Use Custom Software in Jobs Using Apptainer

Linux containers are a way to build a self-contained environment that includes software, libraries, and other tools. This guide shows how to submit jobs that use Apptainer containers.

Introduction

HTCondor supports the use of Apptainer (formerly known as Singularity) container environments for jobs on the High Throughput Computing system.

Container jobs are able to take advantage of more of CHTC’s High Throughput resources because the operating system where the job is running does not need to match the operating system where the container was built.

Start Here

To run a job using an Apptainer container, you will need access to an Apptainer image file, usually with the suffix .sif.

If you have an existing .sif file, go straight to Use an Apptainer Container in HTC Jobs.

If you do not have an existing .sif container, you can create one in two ways:

Once you have created the .sif file by using one of the above methods ready, circle back to Use an Apptainer Container in HTC Jobs.

For more details about using Apptainer, see Suggestions for testing and More details about HTCondor and Apptainer.

Use an Apptainer Container in HTC Jobs

If you or a group member have already created the Apptainer .sif file, or are using a container from reputable sources such as the OSG, add one of these options to your HTCondor submit file to add it to your HTC job:

  • Option 1: If the .sif file is in a /home directory:

      container_image = path/to/my-container.sif
    
  • Option 2: If the .sif file is in a /staging directory:

      container_image = file:///staging/path/to/my-container.sif
    
  • Option 3: If the .sif file is in a /staging directory AND you are using want_campus_pools or want_ospool:

      container_image = osdf:///chtc/staging/path/to/my-container.sif
    

The full submit file otherwise looks like normal, for example:

# apptainer.sub

# Provide HTCondor with the name of your .sif file
container_image = file:///staging/path/to/my-container.sif

executable = myExecutable.sh

# Include other files that need to be transferred here.
# transfer_input_files = other_job_files

log = job.log
error = job.err
output = job.out

requirements = (HasCHTCStaging == true)

# Make sure you request enough disk for the container image in addition to your other input files
request_cpus = 1
request_memory = 4GB
request_disk = 10GB      

queue

More details about how HTCondor integrates with Apptainer are in More details about HTCondor and Apptainer.
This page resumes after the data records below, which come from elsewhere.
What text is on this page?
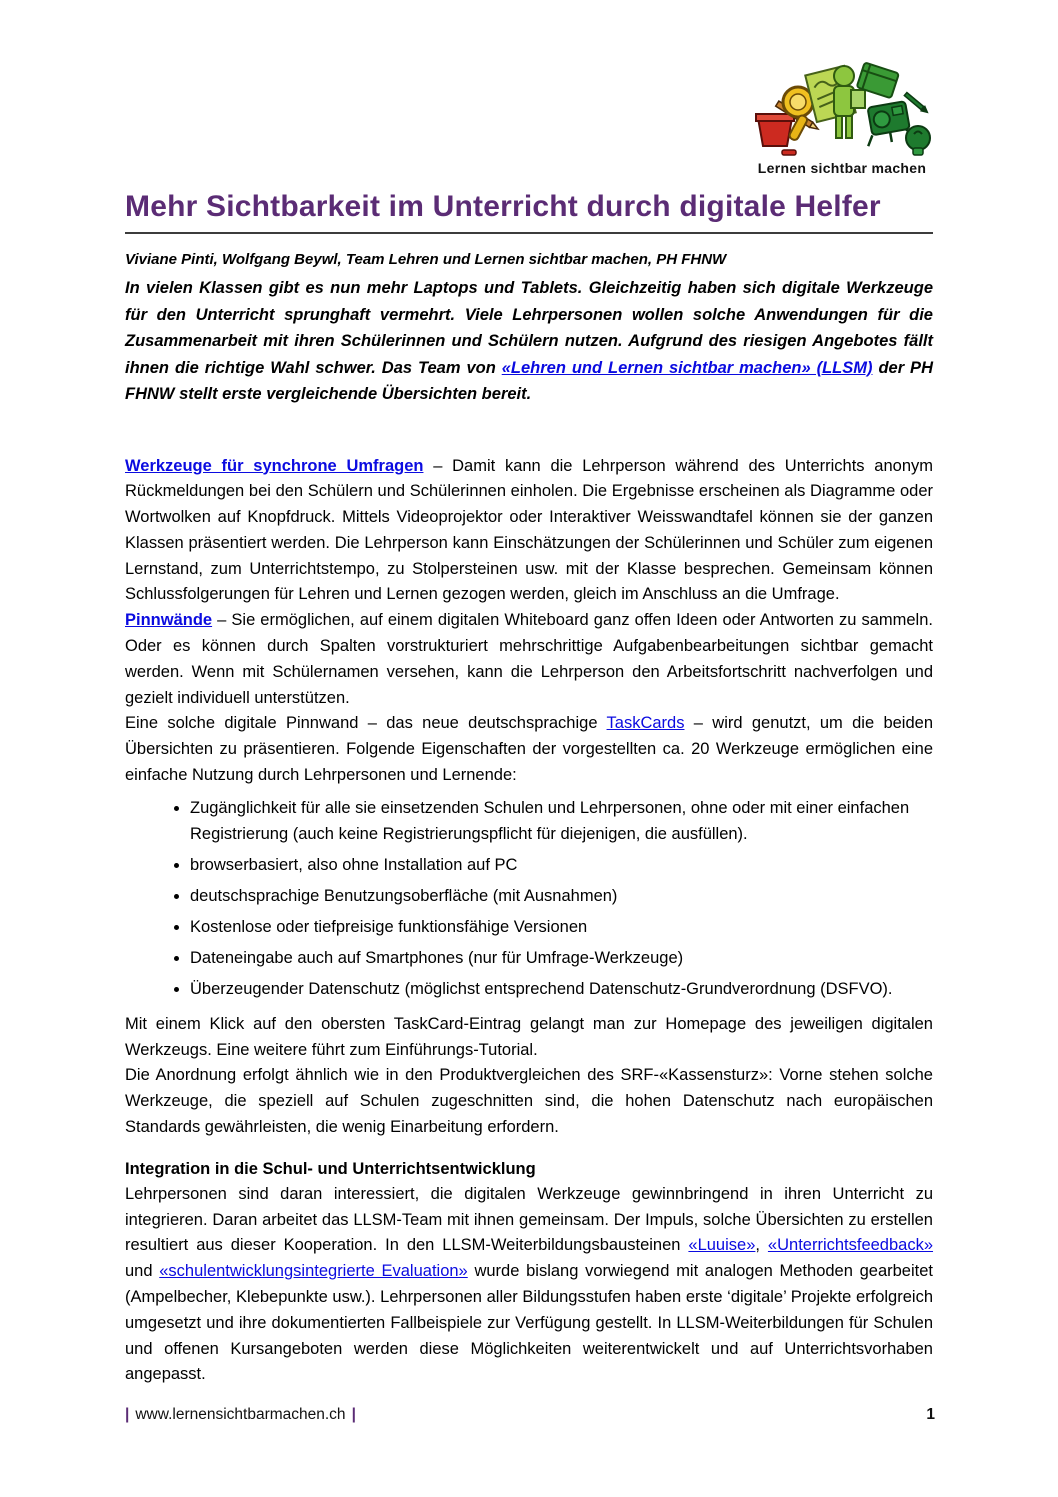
Lernen sichtbar machen
Mehr Sichtbarkeit im Unterricht durch digitale Helfer

Viviane Pinti, Wolfgang Beywl, Team Lehren und Lernen sichtbar machen, PH FHNW

In vielen Klassen gibt es nun mehr Laptops und Tablets. Gleichzeitig haben sich digitale Werkzeuge für den Unterricht sprunghaft vermehrt. Viele Lehrpersonen wollen solche Anwendungen für die Zusammenarbeit mit ihren Schülerinnen und Schülern nutzen. Aufgrund des riesigen Angebotes fällt ihnen die richtige Wahl schwer. Das Team von «Lehren und Lernen sichtbar machen» (LLSM) der PH FHNW stellt erste vergleichende Übersichten bereit.

Werkzeuge für synchrone Umfragen – Damit kann die Lehrperson während des Unterrichts anonym Rückmeldungen bei den Schülern und Schülerinnen einholen. Die Ergebnisse erscheinen als Diagramme oder Wortwolken auf Knopfdruck. Mittels Videoprojektor oder Interaktiver Weisswandtafel können sie der ganzen Klassen präsentiert werden. Die Lehrperson kann Einschätzungen der Schülerinnen und Schüler zum eigenen Lernstand, zum Unterrichtstempo, zu Stolpersteinen usw. mit der Klasse besprechen. Gemeinsam können Schlussfolgerungen für Lehren und Lernen gezogen werden, gleich im Anschluss an die Umfrage.

Pinnwände – Sie ermöglichen, auf einem digitalen Whiteboard ganz offen Ideen oder Antworten zu sammeln. Oder es können durch Spalten vorstrukturiert mehrschrittige Aufgabenbearbeitungen sichtbar gemacht werden. Wenn mit Schülernamen versehen, kann die Lehrperson den Arbeitsfortschritt nachverfolgen und gezielt individuell unterstützen.

Eine solche digitale Pinnwand – das neue deutschsprachige TaskCards – wird genutzt, um die beiden Übersichten zu präsentieren. Folgende Eigenschaften der vorgestellten ca. 20 Werkzeuge ermöglichen eine einfache Nutzung durch Lehrpersonen und Lernende:

• Zugänglichkeit für alle sie einsetzenden Schulen und Lehrpersonen, ohne oder mit einer einfachen Registrierung (auch keine Registrierungspflicht für diejenigen, die ausfüllen).
• browserbasiert, also ohne Installation auf PC
• deutschsprachige Benutzungsoberfläche (mit Ausnahmen)
• Kostenlose oder tiefpreisige funktionsfähige Versionen
• Dateneingabe auch auf Smartphones (nur für Umfrage-Werkzeuge)
• Überzeugender Datenschutz (möglichst entsprechend Datenschutz-Grundverordnung (DSFVO).

Mit einem Klick auf den obersten TaskCard-Eintrag gelangt man zur Homepage des jeweiligen digitalen Werkzeugs. Eine weitere führt zum Einführungs-Tutorial.

Die Anordnung erfolgt ähnlich wie in den Produktvergleichen des SRF-«Kassensturz»: Vorne stehen solche Werkzeuge, die speziell auf Schulen zugeschnitten sind, die hohen Datenschutz nach europäischen Standards gewährleisten, die wenig Einarbeitung erfordern.

Integration in die Schul- und Unterrichtsentwicklung

Lehrpersonen sind daran interessiert, die digitalen Werkzeuge gewinnbringend in ihren Unterricht zu integrieren. Daran arbeitet das LLSM-Team mit ihnen gemeinsam. Der Impuls, solche Übersichten zu erstellen resultiert aus dieser Kooperation. In den LLSM-Weiterbildungsbausteinen «Luuise», «Unterrichtsfeedback» und «schulentwicklungsintegrierte Evaluation» wurde bislang vorwiegend mit analogen Methoden gearbeitet (Ampelbecher, Klebepunkte usw.). Lehrpersonen aller Bildungsstufen haben erste ‘digitale’ Projekte erfolgreich umgesetzt und ihre dokumentierten Fallbeispiele zur Verfügung gestellt. In LLSM-Weiterbildungen für Schulen und offenen Kursangeboten werden diese Möglichkeiten weiterentwickelt und auf Unterrichtsvorhaben angepasst.

| www.lernensichtbarmachen.ch |	1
Build your own Apptainer container

If you need to build your own Apptainer container (.sif file), the process looks like this:

TBD: graphic

  1. Create a definition file. The definition file describes a starting software environment in the first two lines and then what to add to it.
  2. Start an interactive job for building. We require that you build containers while in an interactive build job.
  3. Build the container. To build a container, Apptainer uses the instructions in the .def file to create a .sif file. The .sif file is the compressed collection of all the files that comprise the container.
  4. (Optional): Test the container. Once the image (.sif file) is created, it is important to test it to make sure you have all software, packages, and libraries installed correctly.
  5. Move the container to a persistent location. We recommend placing the image file into your /staging folder

Create a definition file

To create your own container using Apptainer, you will need to create a definition (.def) file. CHTC provides example definition files in the software folder of our Recipes GitHub repository.

We strongly recommend that you use one of the existing examples as the starting point for creating your own container.

For the purposes of this guide, we will call the definition file image.def.

📖 Learn More About Definition Files

For more details about the definition file see: The Apptainer Definition File

Start an interactive build job

Building a container can be a computationally intense process, so we require that you build containers while in an interactive build job.

On the High Throughput system, you can run the following commands to start an interactive job that includes your definition file:

chtc-submit-apptainer-build -build image.def
condor_submit -i apptainer-build.sub

Note that this submit file assumes you have a definition file named image.def in the same directory as the submit file.

Build your container

Once the interactive build job starts, confirm that your image.def was transferred to the current directory, by running the ls command.

To build your container, run this command:

apptainer build my-container.sif image.def

Feel free to rename the .sif file as you desire; for the purposes of this guide we are using my-container.sif.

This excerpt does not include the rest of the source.